Réduire la finesse du texte de Montesquieu à la rêverie érotique d’un impuissant constitue donc un contresens massif. La lettre d’ailleurs ouvre des perspectives sur des états de jouissance bien plus subtils que la succion somnolente d’un narguilé :
« Je t’ai ouï dire mille fois que les eunuques goûtent avec les femmes une sorte de volupté qui nous est inconnue; que la nature se dédommage de ses pertes; qu’elle a des ressources qui réparent le désavantage de leur condition; qu’on peut bien cesser d’être homme, mais non pas d’être sensible; et que, dans cet état, on est comme dans un troisième sens, où l’on ne fait, pour ainsi dire, que changer de plaisirs. »
Un songe éphémère
Pour la XIXème siècle bourgeois, la satisfaction de l’eunuque ne peut être qu’illusion, et son sort inspire, derrière la compassion affectée, une forme de franche moquerie. Un sonnet de Dezamy, inspiré par la tableau, tranche froidement la question :
« Non, Non, jamais passion d’homme ne fut plus vive
Que celle de Cosrou, l’eunuque de sérail,
Pour Zélide – une esclave aux lèvres de corail,
Aux grands yeux de gazelle, aux seins couleur olive.L ‘infortuné se meurt d’une amour excessive.

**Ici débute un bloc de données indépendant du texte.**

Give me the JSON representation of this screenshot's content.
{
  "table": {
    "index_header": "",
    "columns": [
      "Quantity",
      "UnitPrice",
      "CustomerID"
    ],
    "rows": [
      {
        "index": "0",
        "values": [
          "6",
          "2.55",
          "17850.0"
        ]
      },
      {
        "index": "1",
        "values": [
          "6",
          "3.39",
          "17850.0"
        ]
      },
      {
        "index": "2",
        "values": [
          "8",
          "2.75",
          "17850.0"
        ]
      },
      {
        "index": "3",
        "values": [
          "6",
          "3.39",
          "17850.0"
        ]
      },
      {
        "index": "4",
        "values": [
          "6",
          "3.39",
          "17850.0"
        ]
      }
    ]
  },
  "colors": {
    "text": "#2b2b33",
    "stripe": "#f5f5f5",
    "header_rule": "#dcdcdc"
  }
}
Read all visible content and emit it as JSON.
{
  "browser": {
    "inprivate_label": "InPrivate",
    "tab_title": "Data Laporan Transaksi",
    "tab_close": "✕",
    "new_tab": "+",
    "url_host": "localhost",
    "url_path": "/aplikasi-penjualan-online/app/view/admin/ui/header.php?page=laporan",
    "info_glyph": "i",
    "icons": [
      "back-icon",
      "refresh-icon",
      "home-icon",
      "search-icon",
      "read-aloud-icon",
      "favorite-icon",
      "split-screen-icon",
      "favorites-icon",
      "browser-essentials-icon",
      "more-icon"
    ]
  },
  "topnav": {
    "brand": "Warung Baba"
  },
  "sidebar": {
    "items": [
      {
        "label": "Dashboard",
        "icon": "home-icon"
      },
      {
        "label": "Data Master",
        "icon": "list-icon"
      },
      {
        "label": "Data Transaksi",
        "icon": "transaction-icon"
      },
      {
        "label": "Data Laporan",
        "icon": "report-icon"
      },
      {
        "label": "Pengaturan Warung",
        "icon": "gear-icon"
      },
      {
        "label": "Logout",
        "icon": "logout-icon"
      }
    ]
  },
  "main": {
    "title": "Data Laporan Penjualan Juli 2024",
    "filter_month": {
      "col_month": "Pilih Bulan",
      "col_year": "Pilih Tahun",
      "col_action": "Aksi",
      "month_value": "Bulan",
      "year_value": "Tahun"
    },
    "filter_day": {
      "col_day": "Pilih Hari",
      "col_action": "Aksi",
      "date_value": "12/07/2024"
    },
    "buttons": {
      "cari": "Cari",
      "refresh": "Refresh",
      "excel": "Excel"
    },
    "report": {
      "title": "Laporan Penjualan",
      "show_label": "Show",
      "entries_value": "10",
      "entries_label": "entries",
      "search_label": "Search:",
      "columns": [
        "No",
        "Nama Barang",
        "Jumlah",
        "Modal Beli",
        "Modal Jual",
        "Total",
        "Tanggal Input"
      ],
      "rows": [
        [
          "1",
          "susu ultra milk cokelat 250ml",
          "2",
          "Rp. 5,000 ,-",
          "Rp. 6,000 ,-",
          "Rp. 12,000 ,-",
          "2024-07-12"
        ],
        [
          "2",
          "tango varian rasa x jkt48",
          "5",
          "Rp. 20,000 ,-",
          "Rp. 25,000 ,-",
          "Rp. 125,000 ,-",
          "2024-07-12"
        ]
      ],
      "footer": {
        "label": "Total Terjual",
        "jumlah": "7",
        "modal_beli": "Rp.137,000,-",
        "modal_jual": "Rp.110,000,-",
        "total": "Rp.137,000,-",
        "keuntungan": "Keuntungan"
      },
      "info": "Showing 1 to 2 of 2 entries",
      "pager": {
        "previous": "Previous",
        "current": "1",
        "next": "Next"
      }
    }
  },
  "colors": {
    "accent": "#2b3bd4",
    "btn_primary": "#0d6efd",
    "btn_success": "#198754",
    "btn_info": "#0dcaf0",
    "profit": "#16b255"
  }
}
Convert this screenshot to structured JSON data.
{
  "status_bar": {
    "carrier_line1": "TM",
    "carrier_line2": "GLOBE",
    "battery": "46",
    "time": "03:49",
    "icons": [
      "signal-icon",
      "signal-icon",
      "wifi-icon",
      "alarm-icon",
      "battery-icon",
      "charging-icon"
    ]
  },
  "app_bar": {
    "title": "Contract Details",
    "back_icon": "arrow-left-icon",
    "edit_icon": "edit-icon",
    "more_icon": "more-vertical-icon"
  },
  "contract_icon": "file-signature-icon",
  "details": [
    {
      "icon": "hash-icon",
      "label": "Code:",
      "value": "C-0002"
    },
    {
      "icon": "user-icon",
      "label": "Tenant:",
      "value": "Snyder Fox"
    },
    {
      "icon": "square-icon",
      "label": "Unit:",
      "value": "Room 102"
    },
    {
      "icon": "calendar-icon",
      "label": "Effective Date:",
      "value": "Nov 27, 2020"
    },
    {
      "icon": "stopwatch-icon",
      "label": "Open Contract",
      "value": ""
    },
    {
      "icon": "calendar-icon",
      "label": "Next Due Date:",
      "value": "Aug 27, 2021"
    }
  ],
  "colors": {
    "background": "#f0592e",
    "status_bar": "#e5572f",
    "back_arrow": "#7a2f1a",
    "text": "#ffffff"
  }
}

S’endort-il un instant? Son esprit en travail,
Dans le nuage ambrè du narguilé d ‘émail
L ‘aperçoit, plus charmante encore et plus lascive.De cette vision – idéale Péri (*) -
L ‘heureux Cosrou déjà se croit l’époux chéri;
Mais son bonheur, hélas! n’est qu’un songe éphémère;Et quand il veut atteindre à la félicité,
Un froid éclair d’acier – reminiscence amère! -
Le rejette du rêve a la réalité. »Adrien Dézamy, Salon de 1875. Reproductions des principaux ouvrages accompagnées
de sonnets par Adrien Dézamy (Paris, Goupil & Cie, ed., Paris 1876)(*) Une Péri est une fée orientale
Un accueil mitigé
Réduisant la question de l’eunuque à la question du rasoir, le tableau s’inscrit dans une balourdise bien étrangère à l’esprit du philosophe dont elle se réclame, et dans un mauvais goût que certains critiques ne manqueront pas de relever :
« …M. Lecomte du Nouy s’attarde … à des gravelures pseudo-spirituelles comme le Songe de Cosrou. Le peintre a choisi son sujet dans les Lettres persanes, et il a traduit Montesquieu comme s’il se fut agi d’un conteur érotique. L’eunuque Cosrou est endormi, songeant à l’esclave Zélide, et la fumée de son narghileh prend, en s’envolant, une forme bizarre, celle d’un petit amour persan qui se moque de Cosrou en lui montrant a la fois la belle Zélide et un ironique rasoir, sans compter certain plat a barbe… Pour peu que le magistrat qui en 1875 a cherché noise aux gravures d’ Eisen et aux Contes de La Fontaine jette un regard au tableau de M. Lecomte du Noüy, je ne réponds pas que Cosrou, le narghileh, le petit amour et surtout le rasoir trouvent grace devant un tribunal. Nous devenons si prudes, a cette heure! Mais j’avoue que la peinture a autre chose a faire qu’a présenter des rébus d’un goût absolument douteux dans le genre de celui que M. Lecomte du Noüy vient d’emprunter à Montesquieu. » J.Claretie, Salon de 1875, 1876 p. 352
L’apparition dans la fumée
Grâce à la description de Claretie, et malgré la mauvaise qualité de la reproduction, on distingue bien, dans les vapeurs, le petit Cupidon orientalisé qui brandit un rasoir en guise de flèche tout en chevauchant un plat à barbe, blotti contre la danseuse voilée qui agite un tambourin dans le but ironique de réveiller la virilité de Cosrou.
Les détails du rébus
A cette virilité disparue est substituée, sans grande subtilité, une botte de pistolets posé sur l’aine de l’eunuque : d’autant plus enclin à tirer qu’il en est, dans un autre sens, incapable !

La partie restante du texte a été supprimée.